| Brand | Samsung |
|---|---|
| Model | SM863 |
| Capacity | 960GB |
| Usage Class | Enterprise |
| Host Interface | SATA |
|---|---|
| Total Interface Bandwidth | 6 Gb/s |
| Form Factor | 2.5 |
|---|
| NAND Flash | MLC V-NAND |
|---|---|
| Drive Writes Per Day | 3.6 |
| Total Bytes Written | 6160 TBW |
| Sequential Read | 520 MB/s |
|---|---|
| Sequential Write | 485 MB/s |
| Random Read IOPS | 97000 |
| Random Write IOPS | 28000 |
| Average Latency | 100 μs |
| Mean Time Between Failures | 2 Million Hours |
|---|---|
| Uncorrectable Bit Error Rate | 1.0×10⁻¹⁷ |
| Power Loss Protection | Yes |
| MPN | MZ7KM960HAHP |
|---|
Compared with the previous-generation MZ7KM960HAHP, the Samsung SM863 MZ-7KM960E strengthens the endurance-focused SATA tier with 3D MLC V-NAND, 3.6 DWPD, and 6,160 TBW at 960GB, making it a more robust choice for write-intensive enterprise deployments. Its 520/485 MB/s sequential performance and 97,000/28,000 random IOPS give this model a clear advantage for mixed-read/write virtualization, database logging, and always-on server workloads that need SATA compatibility without sacrificing enterprise reliability.

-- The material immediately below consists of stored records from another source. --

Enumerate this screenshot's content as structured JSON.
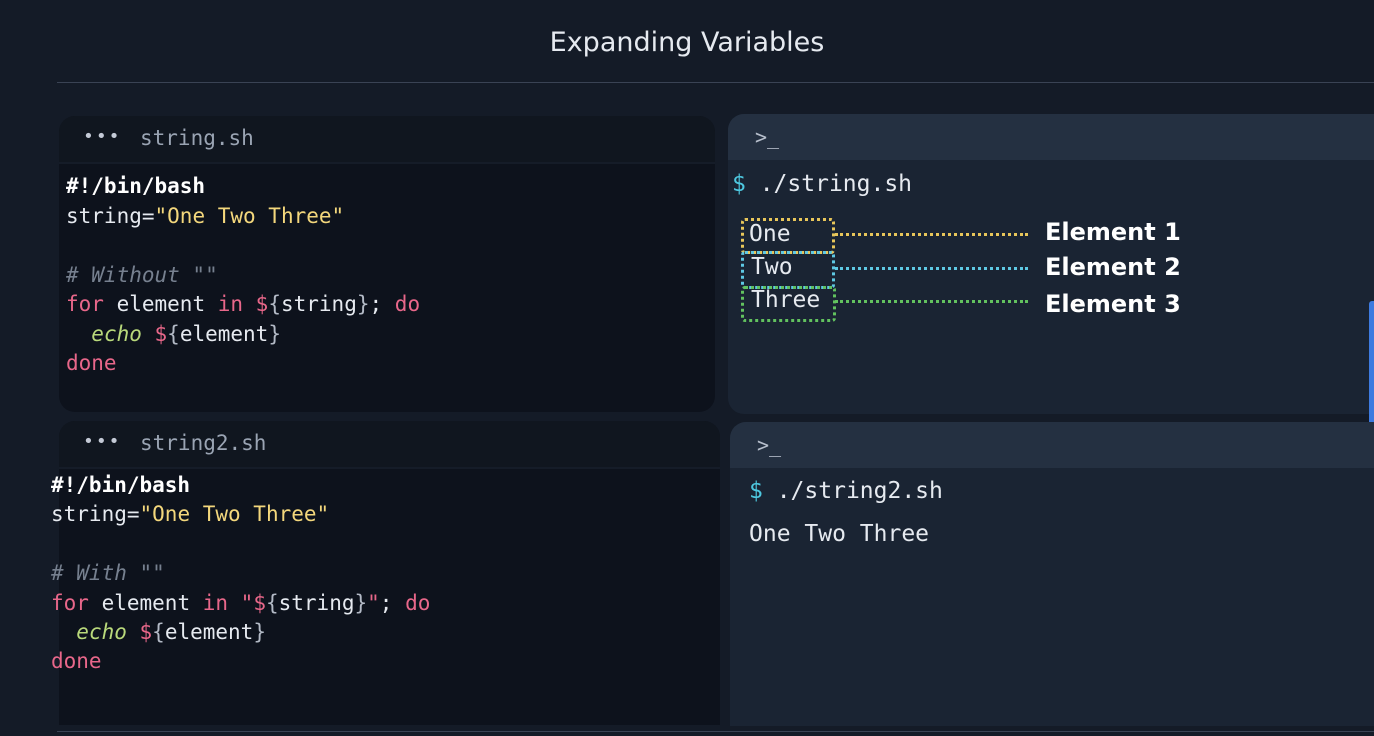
{
  "slide": {
    "title": "Expanding Variables"
  },
  "editor1": {
    "dots": "•••",
    "filename": "string.sh",
    "shebang": "#!/bin/bash",
    "assign_var": "string=",
    "assign_val": "\"One Two Three\"",
    "comment": "# Without \"\"",
    "kw_for": "for",
    "element": " element ",
    "kw_in": "in",
    "dollar": " $",
    "open_brace": "{",
    "var_string": "string",
    "close_brace": "}",
    "semicolon": "; ",
    "kw_do": "do",
    "indent": "  ",
    "echo": "echo",
    "dollar2": " $",
    "var_element": "element",
    "kw_done": "done"
  },
  "editor2": {
    "dots": "•••",
    "filename": "string2.sh",
    "shebang": "#!/bin/bash",
    "assign_var": "string=",
    "assign_val": "\"One Two Three\"",
    "comment": "# With \"\"",
    "kw_for": "for",
    "element": " element ",
    "kw_in": "in",
    "quote_dollar": " \"$",
    "open_brace": "{",
    "var_string": "string",
    "close_brace": "}",
    "quote_close": "\"",
    "semicolon": "; ",
    "kw_do": "do",
    "indent": "  ",
    "echo": "echo",
    "dollar2": " $",
    "var_element": "element",
    "kw_done": "done"
  },
  "terminal1": {
    "icon": ">_",
    "prompt": "$",
    "command": " ./string.sh",
    "words": [
      "One",
      "Two",
      "Three"
    ],
    "labels": [
      "Element 1",
      "Element 2",
      "Element 3"
    ],
    "colors": [
      "#e8c65a",
      "#5ec8e3",
      "#62c25f"
    ]
  },
  "terminal2": {
    "icon": ">_",
    "prompt": "$",
    "command": " ./string2.sh",
    "output": "One Two Three"
  }
}
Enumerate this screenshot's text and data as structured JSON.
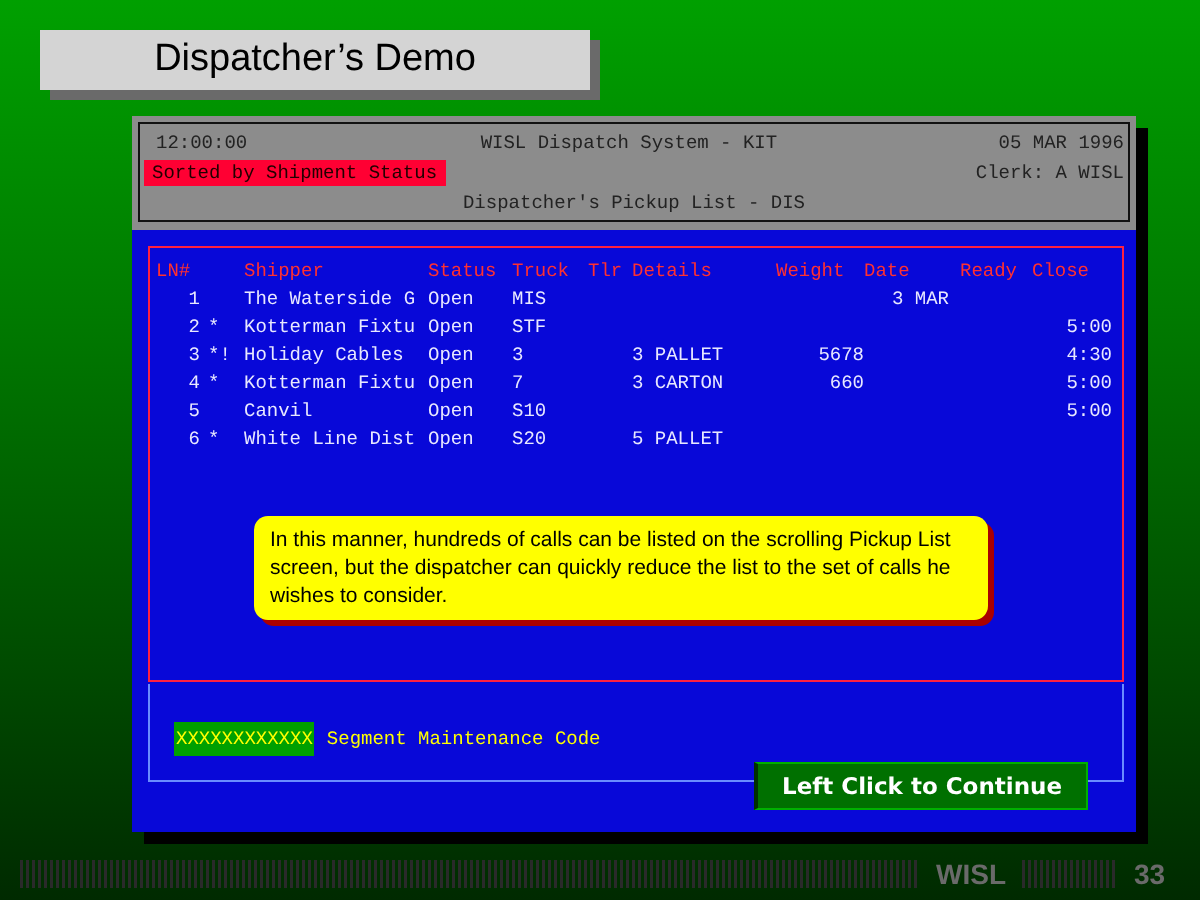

With an endurance rating of 6,160 TBW and 3.6 DWPD, the MZ-7KM960E is designed to handle intensive daily write workloads over its service life, making it far more robust than what most typical system-boot, application, or mixed enterprise workloads require. In practical terms, under normal server or workstation usage, this level of endurance supports many years of reliable operation and can be considered more than sufficient for long-term deployment as a system drive. For enterprise reliability, the drive includes Power Loss Protection (PLP), which helps preserve in-flight data and protects metadata integrity if power is unexpectedly interrupted. Its UBER of 1.0E-17 indicates an extremely low probability of unrecoverable bit errors, helping ensure high data integrity in business-critical environments.
1. The SATA interface ensures broad compatibility with mainstream enterprise servers and storage arrays, making this drive an easy drop-in upgrade for legacy infrastructure refresh projects.
2. With 520 MB/s sequential read performance, it accelerates large-block data access such as database backups, VM image loading, and analytics dataset streaming.
3. Its 97,000 random read IOPS helps sustain responsive performance in read-heavy enterprise workloads like OLTP databases, virtual desktop pools, and metadata-intensive applications.
4. Rated at 3.6 DWPD, the drive is built for write-intensive environments, giving IT teams the endurance headroom needed for sustained logging, caching, and transactional workloads over its service life.
5. Built on MLC V-NAND and delivering a typical latency of 100 µs, it combines stronger write consistency with fast response times that support predictable QoS in latency-sensitive business systems.
Lower capacity reference: 480GB Higher capacity reference: 1.92TB In this series, the 960GB model sits at the sweet spot for mainstream enterprise deployments. Compared with the 480GB version, it provides much better headroom for OS images, application growth, logs, and overprovisioning-sensitive workloads, reducing the risk of early capacity pressure. Compared with the 1.92TB option, it typically delivers a more attractive cost profile while retaining essentially the same enterprise SATA performance characteristics. This makes 960GB a balanced choice for mid-scale virtualization clusters, such as hosting boot and utility volumes for around 40 to 60 virtual machines.
Q: Is MZ-7KM960E suitable for a write-heavy database server?
A: Yes. The MZ-7KM960E is well suited for write-heavy database servers thanks to its 3.6 DWPD endurance, 6160 TBW rating, MLC V-NAND, low 100 µs latency, and enterprise-class reliability.
Q: How many full drive writes per day can it actually endure over its warranty period?
A: It is rated for 3.6 drive writes per day, meaning the 960GB drive can handle about 3.46TB of writes daily throughout its warranty period, consistent with the 6160 TBW endurance specification.
Q: Does it include power loss protection (PLP) and why is that critical?
A: Yes, it includes power loss protection. PLP helps preserve in-flight data and metadata during unexpected outages, reducing corruption risk and improving data integrity in enterprise, database, and transactional workloads.
Q: What RAID level is recommended for this SSD?
A: RAID 10 is commonly recommended for this SSD in performance-sensitive and write-intensive environments, as it balances speed, redundancy, and rebuild reliability. RAID 1 or RAID 5 may fit other capacity priorities.